Play can be beneficial by helping students develop understandings of art (Szekely, 2011).

Play can also come off as a choice-based and learner-directed technique. It is in play that a

sense of design, taste, and art interests is born. Through play children begin to discover their

future in art; they test potential tools, surfaces, and find new perspectives that sustain a lifetime

of artmaking (Szekely, 2011, p. 133). With a full choice teaching style, students have their own

choice when creating artwork (Douglas, 2009). With full choice, teachers allow the students to

choose the content and media they want to work with (Douglas, 2009). Students are problem

finders and problem solvers; students have full ownership of process, direction, outcomes

(Douglas, 2009, p. 22). Through play, students have a choice and is a learner through playing

with the different contents and different media outlets.

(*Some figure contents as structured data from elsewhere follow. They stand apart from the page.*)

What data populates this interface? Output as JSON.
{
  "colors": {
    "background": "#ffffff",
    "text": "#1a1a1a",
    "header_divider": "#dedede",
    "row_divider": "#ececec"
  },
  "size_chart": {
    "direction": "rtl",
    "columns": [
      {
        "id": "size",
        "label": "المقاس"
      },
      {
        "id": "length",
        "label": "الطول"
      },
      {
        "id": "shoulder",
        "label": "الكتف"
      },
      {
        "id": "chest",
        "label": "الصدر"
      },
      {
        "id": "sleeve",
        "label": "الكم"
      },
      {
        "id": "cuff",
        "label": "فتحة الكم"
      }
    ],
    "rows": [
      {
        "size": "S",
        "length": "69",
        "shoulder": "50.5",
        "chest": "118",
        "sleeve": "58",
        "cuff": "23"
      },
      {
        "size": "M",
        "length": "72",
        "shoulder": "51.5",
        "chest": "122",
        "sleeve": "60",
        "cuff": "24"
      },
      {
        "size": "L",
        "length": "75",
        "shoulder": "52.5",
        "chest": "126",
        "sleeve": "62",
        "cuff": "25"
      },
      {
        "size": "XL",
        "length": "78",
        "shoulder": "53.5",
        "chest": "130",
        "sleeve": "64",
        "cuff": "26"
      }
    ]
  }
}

I learned the difference between the three teaching styles: no choice, modified choice,

and full choice. Imagining myself as future educator, I would utilize the modified choice

teaching style. I believe I can allow the students to still play with art and learn although Im not

giving them full choice. With modified choice, I can choose the content and the students can

choose the media or vice versa. I am interested in teaching second graders and one example of

how Id utilize modified choice when teaching about Martin Luther King, Jr. is directing the

students to create a piece relating to MLK but they can use the media outlets they want. With

this, the students can also play around with the different techniques to ultimately create a piece

related to MLK.

Douglas, K. M., & Jaquith, D. B. (2009). Engaging learners through artmaking: Choice based

art education in the classroom. New York, NY: Teachers College Press.

Szekely, G. (2011). Testing the world through play and art. In D. B. Jaquith & N. E. Hathaway

(Eds.), The learner directed classroom: Developing creative thinking skills through art

(pp. 64-76). New York, NY: Teachers College Press.